Week three found me nearly two thousand florins to the good and back at House Gold depositing my collection of certificates of sale. I still had to wait in line, intolerable on two counts, firstly no prince should have to stare at the sweaty back of another man’s neck and wait his turn—unless of course that man is a king, and secondly I sincerely doubted any of those ahead of me would be bringing quite such wealth to the counter, and surely any sensible bank should give priority to the rich.
I’d made most of the money on an arrangement to buy harbour space in a Goghan port. By the complex magic of my system I wouldn’t actually have to do the buying until much later on. Never, if I timed my exit from the city properly. A cough to my rear startled me from my contemplations.
>
“Prince Jalan, how are you enjoying your time in Umbertide?” The mathmagician I’d met on my first visit joined the queue behind me. He wore a striking robe of interlocking shapes, alternately black and white, a pattern that both fascinated the eye and told you the man’s home lay very far from here.

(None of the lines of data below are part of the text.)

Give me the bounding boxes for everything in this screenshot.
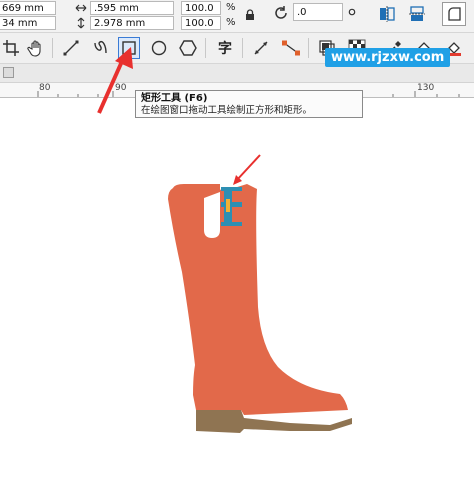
text-tool-icon[interactable]: 字 [214,37,236,59]
rotation-unit-icon [346,4,358,20]
connector-tool-icon[interactable] [280,37,302,59]
selection-handle-top[interactable] [221,187,242,191]
tooltip-title: 矩形工具 (F6) [141,93,208,104]
document-tab-icon[interactable] [3,67,14,78]
scale-x-field[interactable]: 100.0 [181,1,221,15]
width-field[interactable]: .595 mm [90,1,174,15]
freehand-tool-icon[interactable] [60,37,82,59]
boot-body[interactable] [168,184,348,415]
scale-y-percent: % [226,17,236,28]
dimension-tool-icon[interactable] [250,37,272,59]
height-field[interactable]: 2.978 mm [90,16,174,30]
scale-y-field[interactable]: 100.0 [181,16,221,30]
boot-notch [204,192,220,238]
ellipse-tool-icon[interactable] [148,37,170,59]
rectangle-tool-tooltip: 矩形工具 (F6) 在绘图窗口拖动工具绘制正方形和矩形。 [135,90,363,118]
rotation-field[interactable]: .0 [293,3,343,21]
x-position-field[interactable]: 669 mm [0,1,56,15]
drawing-canvas[interactable] [0,97,474,489]
mirror-horizontal-icon[interactable] [376,3,398,25]
toolbar-separator [242,38,243,58]
ruler-label: 130 [417,83,435,93]
lock-ratio-icon[interactable] [243,7,257,23]
buckle-center [226,199,230,212]
y-position-field[interactable]: 34 mm [0,16,56,30]
ruler-label: 80 [39,83,51,93]
width-arrows-icon [74,1,88,15]
selection-handle-middle[interactable] [221,202,242,207]
toolbar-separator [52,38,53,58]
watermark: www.rjzxw.com [325,48,451,67]
property-bar: 669 mm 34 mm .595 mm 2.978 mm 100.0 100.… [0,0,474,33]
toolbar-separator [308,38,309,58]
annotation-arrow-line [235,154,261,182]
toolbar-separator [205,38,206,58]
crop-tool-icon[interactable] [0,37,22,59]
selection-handle-bottom[interactable] [221,222,242,226]
scale-x-percent: % [226,2,236,13]
corner-shape-icon[interactable] [442,2,466,26]
mirror-vertical-icon[interactable] [406,3,428,25]
rotate-icon[interactable] [271,3,291,23]
pan-hand-tool-icon[interactable] [25,37,47,59]
tooltip-description: 在绘图窗口拖动工具绘制正方形和矩形。 [141,105,313,116]
height-arrows-icon [74,16,88,30]
tool-pointer-arrow-head [115,47,133,69]
tool-pointer-arrow-shaft [97,58,125,114]
polygon-tool-icon[interactable] [177,37,199,59]
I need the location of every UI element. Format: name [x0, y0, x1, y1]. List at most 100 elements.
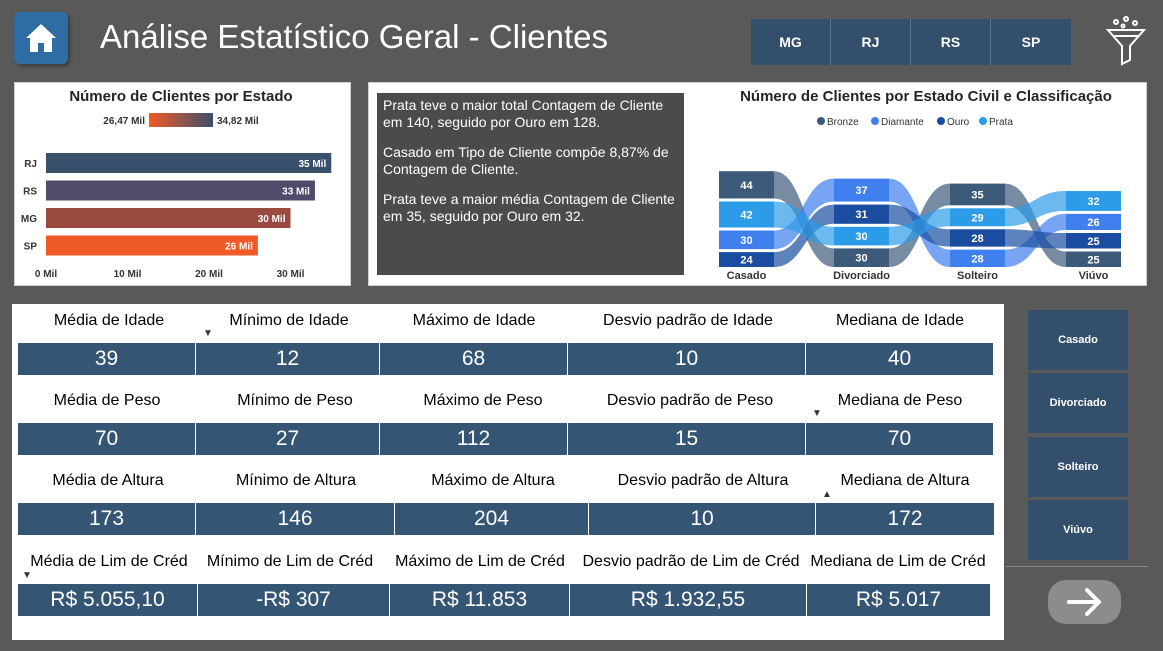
- sankey-chart-title: Número de Clientes por Estado Civil e Cl…: [740, 88, 1112, 105]
- stat-value: 40: [887, 347, 912, 370]
- sankey-value-label: 30: [855, 231, 867, 243]
- legend-marker: [937, 117, 945, 125]
- insight-text: Prata teve o maior total Contagem de Cli…: [383, 97, 664, 130]
- stat-label: Máximo de Lim de Créd: [395, 553, 565, 570]
- stat-value: R$ 5.055,10: [18, 584, 198, 616]
- sankey-value-label: 35: [971, 189, 983, 201]
- stat-value: R$ 11.853: [390, 584, 570, 616]
- stat-value-row: R$ 5.055,10 -R$ 307 R$ 11.853 R$ 1.932,55 R$…: [18, 584, 990, 616]
- sankey-value-label: 37: [855, 185, 867, 197]
- smart-narrative: Prata teve o maior total Contagem de Cli…: [377, 93, 684, 275]
- civil-button-divorciado[interactable]: Divorciado: [1028, 373, 1128, 433]
- bar-mg[interactable]: [46, 208, 291, 228]
- clients-by-state-chart: Número de Clientes por Estado 26,47 Mil …: [21, 88, 332, 280]
- sankey-category-label: Casado: [727, 270, 767, 282]
- sankey-category-label: Solteiro: [957, 270, 998, 282]
- x-tick-label: 0 Mil: [35, 269, 57, 280]
- stat-value: R$ 5.017: [855, 588, 942, 611]
- sankey-value-label: 42: [740, 210, 752, 222]
- home-icon: [26, 24, 56, 52]
- legend-marker: [871, 117, 879, 125]
- bar-category-label: RJ: [24, 159, 37, 170]
- sankey-category-label: Divorciado: [833, 270, 890, 282]
- sankey-link-ouro[interactable]: [1005, 229, 1066, 249]
- filter-icon[interactable]: [1104, 14, 1148, 68]
- bar-category-label: RS: [23, 187, 37, 198]
- stat-value-row: 39 12 68 10 40: [18, 343, 993, 375]
- stat-value: 10: [568, 343, 806, 375]
- bar-data-label: 33 Mil: [282, 187, 310, 198]
- state-button-rs[interactable]: RS: [911, 19, 991, 65]
- civil-status-card: Prata teve o maior total Contagem de Cli…: [368, 82, 1147, 286]
- color-scale-legend: [149, 113, 213, 127]
- stat-label: Máximo de Altura: [431, 472, 555, 489]
- sankey-value-label: 31: [855, 209, 867, 221]
- state-button-mg[interactable]: MG: [751, 19, 831, 65]
- civil-button-casado[interactable]: Casado: [1028, 310, 1128, 370]
- legend-marker: [817, 117, 825, 125]
- stat-value: 27: [196, 423, 380, 455]
- stat-value: 112: [380, 423, 568, 455]
- stat-label: Mediana de Altura: [840, 472, 970, 489]
- stat-label: Desvio padrão de Idade: [603, 312, 773, 329]
- sort-arrow-icon[interactable]: ▼: [203, 328, 213, 339]
- sankey-value-label: 29: [971, 212, 983, 224]
- sankey-value-label: 44: [740, 180, 753, 192]
- state-button-sp[interactable]: SP: [991, 19, 1071, 65]
- sankey-value-label: 24: [740, 255, 753, 267]
- bar-data-label: 26 Mil: [225, 242, 253, 253]
- sort-arrow-icon[interactable]: ▼: [812, 408, 822, 419]
- stat-value: 10: [589, 503, 816, 535]
- bar-data-label: 30 Mil: [258, 214, 286, 225]
- legend-label: Bronze: [827, 117, 859, 128]
- statistics-panel: Média de Idade Mínimo de Idade Máximo de I…: [12, 304, 1004, 640]
- stat-value: 172: [887, 507, 923, 530]
- sankey-value-label: 25: [1087, 254, 1099, 266]
- stat-label: Máximo de Peso: [423, 392, 543, 409]
- divider: [1006, 566, 1148, 567]
- sankey-value-label: 30: [855, 253, 867, 265]
- stat-label: Desvio padrão de Lim de Créd: [582, 553, 800, 570]
- sankey-value-label: 28: [971, 253, 983, 265]
- civil-status-sankey-chart: Número de Clientes por Estado Civil e Cl…: [719, 88, 1121, 282]
- state-button-rj[interactable]: RJ: [831, 19, 911, 65]
- civil-button-viuvo[interactable]: Viúvo: [1028, 500, 1128, 560]
- clients-by-state-card: Número de Clientes por Estado 26,47 Mil …: [14, 82, 351, 286]
- sort-arrow-icon[interactable]: ▲: [822, 489, 832, 500]
- x-tick-label: 20 Mil: [195, 269, 223, 280]
- stat-label: Máximo de Idade: [412, 312, 536, 329]
- insight-text: Prata teve a maior média Contagem de Cli…: [383, 191, 675, 224]
- civil-button-solteiro[interactable]: Solteiro: [1028, 437, 1128, 497]
- bar-rs[interactable]: [46, 180, 315, 201]
- legend-label: Diamante: [881, 117, 924, 128]
- legend-label: Ouro: [947, 117, 970, 128]
- bar-category-label: SP: [24, 242, 38, 253]
- stat-value-row: 70 27 112 15 70: [18, 423, 993, 455]
- x-tick-label: 30 Mil: [277, 269, 305, 280]
- bar-chart-title: Número de Clientes por Estado: [69, 88, 292, 105]
- sankey-category-label: Viúvo: [1079, 270, 1109, 282]
- home-button[interactable]: [14, 12, 68, 64]
- sankey-value-label: 28: [971, 233, 983, 245]
- sankey-value-label: 30: [740, 235, 752, 247]
- stat-value: 39: [18, 343, 196, 375]
- sort-arrow-icon[interactable]: ▼: [22, 570, 32, 581]
- legend-max-label: 34,82 Mil: [217, 116, 259, 127]
- stat-value: 12: [196, 343, 380, 375]
- bar-category-label: MG: [21, 214, 37, 225]
- stat-value: 146: [196, 503, 395, 535]
- bar-data-label: 35 Mil: [298, 159, 326, 170]
- bar-rj[interactable]: [46, 153, 332, 173]
- stat-value: 70: [18, 423, 196, 455]
- x-tick-label: 10 Mil: [114, 269, 142, 280]
- stat-label: Mediana de Idade: [835, 312, 965, 329]
- stat-value: 15: [568, 423, 806, 455]
- legend-min-label: 26,47 Mil: [103, 116, 145, 127]
- legend-label: Prata: [989, 117, 1013, 128]
- next-page-button[interactable]: [1048, 580, 1121, 624]
- arrow-right-icon: [1066, 588, 1101, 616]
- stat-label: Mediana de Lim de Créd: [810, 553, 986, 570]
- stat-value: 68: [380, 343, 568, 375]
- sankey-value-label: 32: [1087, 196, 1099, 208]
- stat-label: Desvio padrão de Peso: [606, 392, 774, 409]
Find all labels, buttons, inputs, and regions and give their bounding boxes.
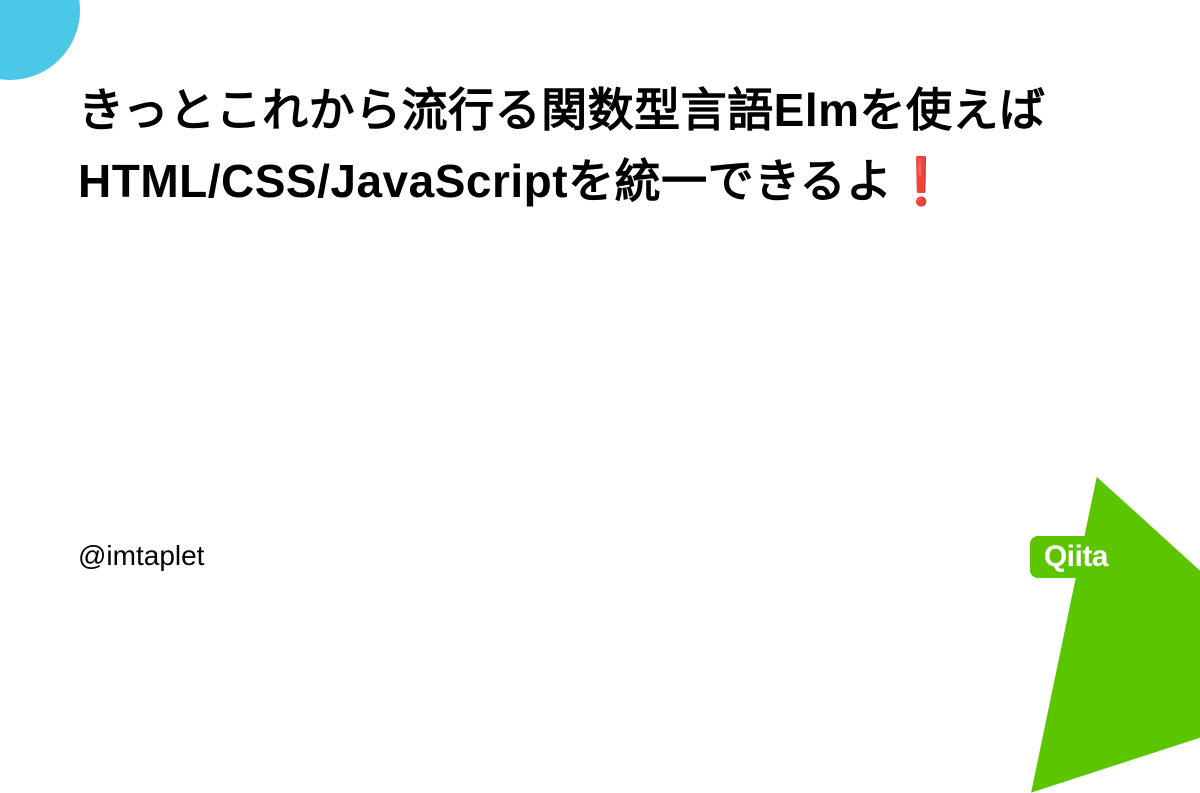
author-handle: @imtaplet [78,540,204,572]
exclamation-icon: ❗ [893,155,951,207]
decoration-triangle [945,427,1200,792]
decoration-circle [0,0,80,80]
article-title: きっとこれから流行る関数型言語Elmを使えばHTML/CSS/JavaScrip… [78,75,1122,218]
qiita-logo: Qiita [1030,536,1122,578]
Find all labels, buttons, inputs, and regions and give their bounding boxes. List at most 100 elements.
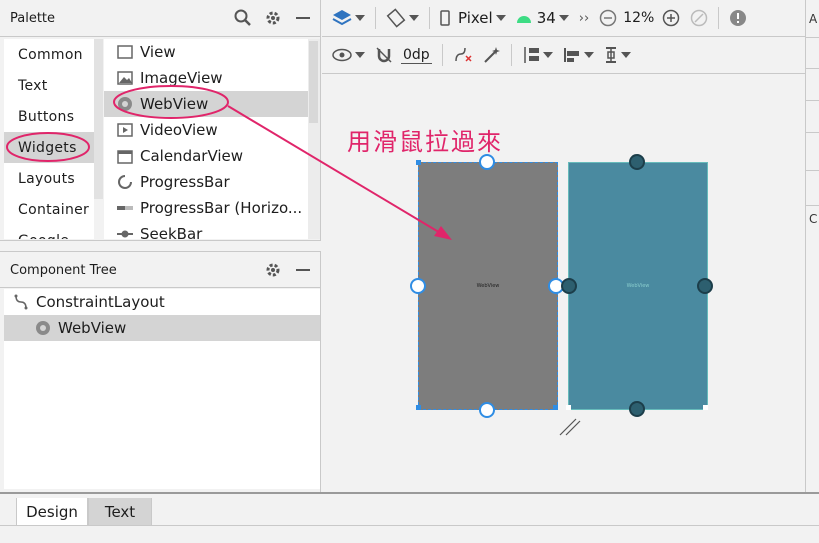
widget-calendarview[interactable]: CalendarView: [104, 143, 308, 169]
category-google[interactable]: Google: [4, 225, 94, 240]
device-selector[interactable]: Pixel: [440, 9, 506, 27]
widget-label: ImageView: [140, 69, 223, 87]
category-layouts[interactable]: Layouts: [4, 163, 94, 194]
guidelines-button[interactable]: [604, 46, 631, 64]
component-tree-header: Component Tree: [0, 253, 321, 288]
widget-label: ProgressBar (Horizo...: [140, 199, 303, 217]
tree-item-label: ConstraintLayout: [36, 293, 165, 311]
pack-button[interactable]: [522, 46, 553, 64]
clear-constraints-button[interactable]: [453, 46, 473, 64]
clear-constraints-icon: [454, 47, 472, 62]
widgets-scrollbar-thumb[interactable]: [309, 41, 318, 123]
zoom-in-icon: [663, 9, 680, 27]
widget-view[interactable]: View: [104, 39, 308, 65]
tab-text[interactable]: Text: [88, 498, 152, 526]
palette-panel: Palette Common Text Buttons Widgets Layo…: [0, 0, 321, 492]
palette-title: Palette: [10, 10, 56, 26]
warning-icon: [730, 10, 747, 26]
blueprint-anchor-bottom[interactable]: [629, 401, 645, 417]
category-common[interactable]: Common: [4, 39, 94, 70]
align-icon: [563, 48, 579, 62]
widget-webview[interactable]: WebView: [104, 91, 308, 117]
widget-seekbar[interactable]: SeekBar: [104, 221, 308, 239]
annotation-text: 用滑鼠拉過來: [347, 128, 503, 156]
autoconnect-toggle[interactable]: [375, 46, 393, 64]
constraint-handle-bottom[interactable]: [479, 402, 495, 418]
gear-icon[interactable]: [261, 6, 285, 30]
zoom-out-button[interactable]: [599, 9, 617, 27]
zoom-level: 12%: [623, 10, 655, 26]
resize-handle[interactable]: [416, 405, 421, 410]
orientation-button[interactable]: [386, 8, 419, 28]
attributes-letter-2: C: [809, 212, 818, 226]
category-widgets[interactable]: Widgets: [4, 132, 94, 163]
view-icon: [116, 43, 134, 61]
view-options-button[interactable]: [332, 48, 365, 62]
rotate-icon: [386, 8, 406, 28]
panel-splitter[interactable]: [0, 240, 321, 252]
widget-progressbar-horizontal[interactable]: ProgressBar (Horizo...: [104, 195, 308, 221]
blueprint-widget-label: WebView: [626, 283, 650, 289]
zoom-fit-button[interactable]: [690, 9, 708, 27]
palette-header: Palette: [0, 0, 321, 37]
default-margin-value: 0dp: [401, 46, 432, 64]
layout-toolbar: 0dp: [322, 37, 805, 74]
palette-widgets: View ImageView WebView VideoView Calenda…: [104, 39, 308, 239]
resize-handle[interactable]: [416, 160, 421, 165]
infer-constraints-button[interactable]: [483, 46, 501, 64]
magic-wand-icon: [483, 47, 500, 63]
constraintlayout-icon: [12, 293, 30, 311]
widget-label: CalendarView: [140, 147, 244, 165]
widget-imageview[interactable]: ImageView: [104, 65, 308, 91]
search-icon[interactable]: [231, 6, 255, 30]
api-level: 34: [536, 9, 556, 27]
resize-grip-icon[interactable]: [558, 413, 584, 439]
category-container[interactable]: Container: [4, 194, 94, 225]
zoom-out-icon: [599, 9, 617, 27]
tree-item-constraintlayout[interactable]: ConstraintLayout: [4, 289, 320, 315]
blueprint-anchor-left[interactable]: [561, 278, 577, 294]
default-margins-selector[interactable]: 0dp: [399, 47, 432, 64]
resize-handle[interactable]: [553, 405, 558, 410]
minimize-icon[interactable]: [291, 258, 315, 282]
align-button[interactable]: [563, 46, 594, 64]
seekbar-icon: [116, 225, 134, 239]
tab-design[interactable]: Design: [16, 498, 88, 526]
design-surface-button[interactable]: [332, 9, 365, 27]
device-name: Pixel: [458, 9, 493, 27]
blueprint-corner: [566, 405, 571, 410]
category-text[interactable]: Text: [4, 70, 94, 101]
zoom-fit-icon: [691, 9, 708, 27]
categories-scrollbar[interactable]: [94, 39, 103, 199]
gear-icon[interactable]: [261, 258, 285, 282]
widget-label: ProgressBar: [140, 173, 230, 191]
widget-label: View: [140, 43, 176, 61]
api-level-selector[interactable]: 34: [516, 9, 569, 27]
component-tree-title: Component Tree: [10, 262, 117, 278]
editor-tab-bar: Design Text: [0, 492, 819, 543]
blueprint-anchor-top[interactable]: [629, 154, 645, 170]
layout-editor: Palette Common Text Buttons Widgets Layo…: [0, 0, 819, 543]
eye-icon: [332, 48, 352, 62]
overflow-chevron-icon[interactable]: ››: [579, 11, 589, 26]
issues-button[interactable]: [729, 9, 747, 27]
layers-icon: [332, 10, 352, 26]
constraint-handle-left[interactable]: [410, 278, 426, 294]
guidelines-icon: [605, 47, 616, 63]
widget-progressbar[interactable]: ProgressBar: [104, 169, 308, 195]
widget-videoview[interactable]: VideoView: [104, 117, 308, 143]
phone-icon: [440, 10, 450, 26]
blueprint-anchor-right[interactable]: [697, 278, 713, 294]
design-preview[interactable]: WebView: [410, 154, 564, 418]
webview-icon: [34, 319, 52, 337]
blueprint-preview[interactable]: WebView: [561, 154, 713, 417]
minimize-icon[interactable]: [291, 6, 315, 30]
progressbar-icon: [116, 173, 134, 191]
zoom-in-button[interactable]: [662, 9, 680, 27]
category-buttons[interactable]: Buttons: [4, 101, 94, 132]
pack-icon: [523, 47, 539, 63]
webview-icon: [116, 95, 134, 113]
tree-item-webview[interactable]: WebView: [4, 315, 320, 341]
widgets-scrollbar[interactable]: [308, 39, 320, 239]
top-toolbar: Pixel 34 ›› 12%: [322, 0, 805, 37]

“I . . .” The fellow’s name escaped me but I covered it up pretty well. “Well, thank you. Profitable shall we say, and that’s always enjoyable.”
“Yusuf Malendra,” he said, offering me the black smile of his caste and inclining his head. “So you’re changing your skin I see.” He ran an amused eye down the length of my attire.
I frowned at that. Kara had said something similar. I’d adopted some of the local fashion and spent fifty florins on fine silk shirts, brocaded pantaloons, high calfskin boots, and a good felt hat complete with ostrich feather.
“Style never goes out of fashion, Yusuf.” I offered him a rich man’s smile. A handsome fellow like me can carry off most looks, and although a prince is always in fashion it never hurts to put on the right display.
“You’re a rich man now?”
“Richer,” I said, not sure I liked the implication that I’d arrived as a beggar.
“Perhaps you’ll be buying yourself some protection now that you’re rich . . . er? A wealthy man cannot be too careful, and a man that makes his money so fast must be running risks. We have a saying in my homeland. Taking risks is risky.” He shrugged apologetically. “It doesn’t translate well.”
“Perhaps I should.” The idea had occurred to me. I missed having over six and a half foot of Norse killing machine beside me. I had only to bump into the wrong person in the street and I could find myself at the sharp end of an argument that no amount of money in the bank could save me from. And besides, annoyingly, Yusuf had the right of it: my system wasn’t exactly the sort that would please the authorities if it came to light, and some muscle at my side might buy me time to get away if things ever came to a crunch.